“Am I going to have anything in common with them? What if they judge me? What if I can’t think of anything to say?”
These are only a few of the questions that you might ask yourself before you are planning to meet your chosen adoptive parents for the first time. The experience will feel like an (almost) blind first date. You probably have some facts and basic knowledge about the couple, but you haven’t ever had a real conversation with them.
I was so nervous before my first meeting with my adoptive parents. I remember asking my options counselor so many questions on the way to the restaurant; I wanted her advice on how to make the best of the awkward situation I knew it was going to be. She told me to relax and be myself. Relax? Yeah, right! I had no idea what we would talk about for an hour. As we pulled up to the restaurant, I was sweating and my heart was pounding.
The adoptive couple wasn’t there yet, so we got a table and sat down. My options counselor ordered chips and salsa, but I couldn’t even eat because my stomach was in knots. It felt like we sat there for hours waiting on them to come in because I couldn’t get my brain to stop coming up with “what if” scenarios, but it was only about 5 minutes after we sat down that I recognized the couple walking toward our table. They both walked over and shook my hand, telling me how nice it was to meet me. I mumbled the same thing back to them, still too nervous to remember to be myself.
My counselor and the executive director of the agency kept the conversation going with the adoptive parents until we ordered our drinks, but once our waiter walked away, my counselor turned to me and said, “Why don’t you tell them a little bit about yourself?” I knew this was coming, but I was still caught off guard by being asked to talk about myself. I took a deep breath and began talking. The couple was so intentional about really looking at me while I talked, and while it sounds like that might be intimidating, it helped me begin to relax.
Remember how I wondered what we would talk about for an hour? I had nothing to worry about, because we ended up sitting at our table and talking for almost two full hours. At one point during those two hours, I felt something click. I knew I had chosen the right family. It became so easy to talk to them, and with everything they said, I became more convinced than ever that I was choosing the right family to raise my child.
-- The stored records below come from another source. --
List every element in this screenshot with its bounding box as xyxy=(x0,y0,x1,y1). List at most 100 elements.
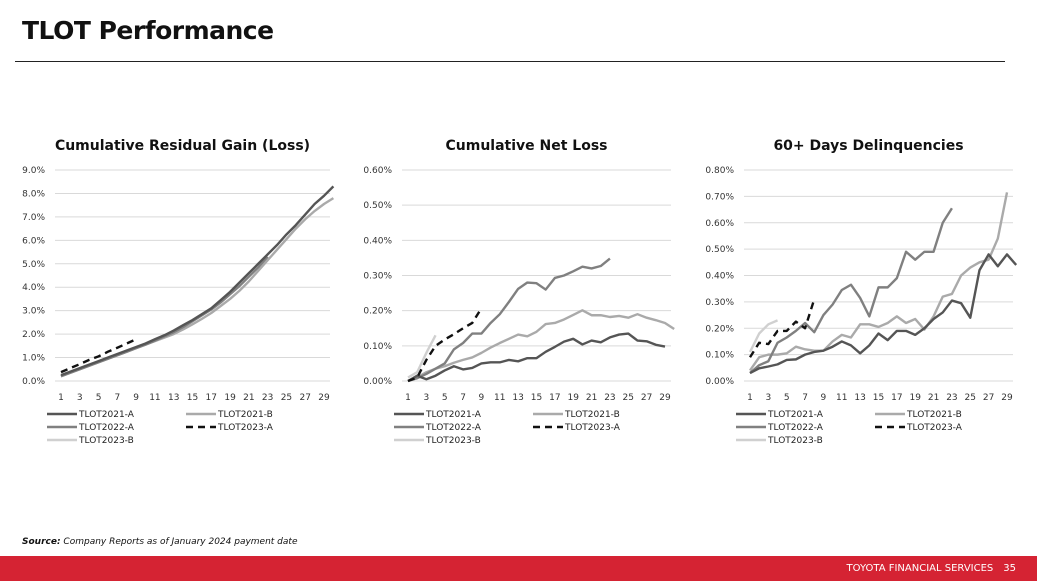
x-tick-label: 21 xyxy=(928,393,939,403)
x-tick-label: 21 xyxy=(243,393,254,403)
y-tick-label: 0.00% xyxy=(705,377,734,387)
series-line-tlot2023-a xyxy=(748,298,816,358)
footer-brand: TOYOTA FINANCIAL SERVICES xyxy=(846,563,994,574)
y-tick-label: 0.10% xyxy=(363,342,392,352)
y-tick-label: 0.00% xyxy=(363,377,392,387)
y-tick-label: 1.0% xyxy=(22,354,45,364)
legend-label: TLOT2023-B xyxy=(767,436,823,446)
y-tick-label: 0.60% xyxy=(705,219,734,229)
x-tick-label: 5 xyxy=(96,393,102,403)
y-tick-label: 5.0% xyxy=(22,260,45,270)
legend-label: TLOT2023-B xyxy=(425,436,481,446)
x-tick-label: 7 xyxy=(114,393,120,403)
legend-label: TLOT2021-B xyxy=(906,410,962,420)
series-line-tlot2023-b xyxy=(407,334,437,379)
legend-item: TLOT2021-A xyxy=(394,410,482,420)
y-tick-label: 0.20% xyxy=(363,307,392,317)
legend-item: TLOT2021-B xyxy=(875,410,962,420)
series-line-tlot2023-b xyxy=(748,319,779,353)
x-tick-label: 1 xyxy=(747,393,753,403)
legend-label: TLOT2021-A xyxy=(767,410,824,420)
legend-item: TLOT2021-B xyxy=(186,410,273,420)
y-tick-label: 0.30% xyxy=(705,298,734,308)
x-tick-label: 3 xyxy=(423,393,429,403)
y-tick-label: 7.0% xyxy=(22,213,45,223)
x-tick-label: 7 xyxy=(802,393,808,403)
x-tick-label: 23 xyxy=(604,393,615,403)
legend-label: TLOT2022-A xyxy=(767,423,824,433)
legend-item: TLOT2022-A xyxy=(394,423,482,433)
x-tick-label: 17 xyxy=(891,393,902,403)
y-tick-label: 9.0% xyxy=(22,166,45,176)
x-tick-label: 11 xyxy=(494,393,505,403)
legend-item: TLOT2022-A xyxy=(736,423,824,433)
chart-title: Cumulative Residual Gain (Loss) xyxy=(55,138,310,154)
x-tick-label: 27 xyxy=(641,393,652,403)
legend-item: TLOT2023-A xyxy=(533,423,621,433)
series-line-tlot2022-a xyxy=(60,255,269,378)
y-tick-label: 6.0% xyxy=(22,236,45,246)
footer-text: TOYOTA FINANCIAL SERVICES 35 xyxy=(837,563,1016,574)
x-tick-label: 5 xyxy=(442,393,448,403)
series-line-tlot2022-a xyxy=(407,257,611,383)
series-line-tlot2021-b xyxy=(749,192,1009,372)
x-tick-label: 25 xyxy=(281,393,292,403)
legend-item: TLOT2023-A xyxy=(186,423,274,433)
legend-item: TLOT2021-B xyxy=(533,410,620,420)
legend-item: TLOT2023-B xyxy=(736,436,823,446)
legend-label: TLOT2023-A xyxy=(906,423,963,433)
x-tick-label: 7 xyxy=(460,393,466,403)
y-tick-label: 3.0% xyxy=(22,307,45,317)
legend-item: TLOT2023-A xyxy=(875,423,963,433)
x-tick-label: 9 xyxy=(479,393,485,403)
y-tick-label: 0.70% xyxy=(705,192,734,202)
y-tick-label: 8.0% xyxy=(22,189,45,199)
x-tick-label: 29 xyxy=(1001,393,1013,403)
chart-net-loss-svg: Cumulative Net Loss 0.00% 0.10% 0.20% 0.30% 0… xyxy=(363,138,675,446)
x-tick-label: 3 xyxy=(765,393,771,403)
x-tick-label: 19 xyxy=(224,393,236,403)
x-tick-label: 1 xyxy=(405,393,411,403)
series-line-tlot2021-a xyxy=(60,185,335,377)
x-tick-label: 23 xyxy=(262,393,273,403)
x-tick-label: 25 xyxy=(623,393,634,403)
chart-residual-gain: Cumulative Residual Gain (Loss) 0.0% 1.0% 2… xyxy=(15,130,335,460)
legend-label: TLOT2021-A xyxy=(425,410,482,420)
source-text: Company Reports as of January 2024 payme… xyxy=(60,537,298,547)
x-tick-label: 15 xyxy=(187,393,198,403)
x-tick-label: 3 xyxy=(77,393,83,403)
y-tick-label: 0.50% xyxy=(705,245,734,255)
x-tick-label: 17 xyxy=(549,393,560,403)
y-tick-label: 0.30% xyxy=(363,272,392,282)
chart-residual-gain-svg: Cumulative Residual Gain (Loss) 0.0% 1.0% 2… xyxy=(22,138,335,446)
x-tick-label: 9 xyxy=(133,393,139,403)
x-tick-label: 5 xyxy=(784,393,790,403)
y-tick-label: 0.20% xyxy=(705,324,734,334)
page-number: 35 xyxy=(1003,563,1016,574)
legend-label: TLOT2023-A xyxy=(564,423,621,433)
x-tick-label: 15 xyxy=(531,393,542,403)
x-tick-label: 13 xyxy=(168,393,179,403)
y-tick-label: 2.0% xyxy=(22,330,45,340)
x-tick-label: 9 xyxy=(821,393,827,403)
y-tick-label: 0.80% xyxy=(705,166,734,176)
source-label: Source: xyxy=(22,537,61,547)
x-tick-label: 27 xyxy=(983,393,994,403)
legend-label: TLOT2022-A xyxy=(425,423,482,433)
legend-label: TLOT2021-B xyxy=(217,410,273,420)
chart-delinquencies: 60+ Days Delinquencies 0.00% 0.10% 0.20% 0.3… xyxy=(697,130,1018,460)
series-line-tlot2021-b xyxy=(407,309,675,383)
chart-delinquencies-svg: 60+ Days Delinquencies 0.00% 0.10% 0.20% 0.3… xyxy=(705,138,1018,446)
x-tick-label: 1 xyxy=(58,393,64,403)
series-line-tlot2022-a xyxy=(749,207,953,374)
y-tick-label: 4.0% xyxy=(22,283,45,293)
x-tick-label: 15 xyxy=(873,393,884,403)
legend-label: TLOT2021-B xyxy=(564,410,620,420)
source-note: Source: Company Reports as of January 20… xyxy=(22,537,297,547)
legend-item: TLOT2021-A xyxy=(736,410,824,420)
x-tick-label: 13 xyxy=(512,393,523,403)
chart-net-loss: Cumulative Net Loss 0.00% 0.10% 0.20% 0.30% 0… xyxy=(355,130,675,460)
page-title: TLOT Performance xyxy=(22,16,274,45)
legend-item: TLOT2021-A xyxy=(47,410,135,420)
x-tick-label: 19 xyxy=(909,393,921,403)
When the meeting was over, my counselor asked if the three of us wanted a picture taken together, and we all wholeheartedly agreed. Having a picture of us seemed to solidify everything in my mind, and I was really excited for the process to keep moving forward. Both the adoptive mom and dad gave me a hug before they left, and I breathed a sigh of relief as they walked out of the restaurant. The meeting had gone better than I could have ever imagined.
Despite my nerves, my first match meeting with my adoptive parents made me feel even more confident in the decision I made in choosing this couple to become my baby’s family. They were so kind and loving to me, so I knew they would be even more so toward my baby. I walked away from the meeting with a sense of peace about the adoption plan I had in place for my baby girl.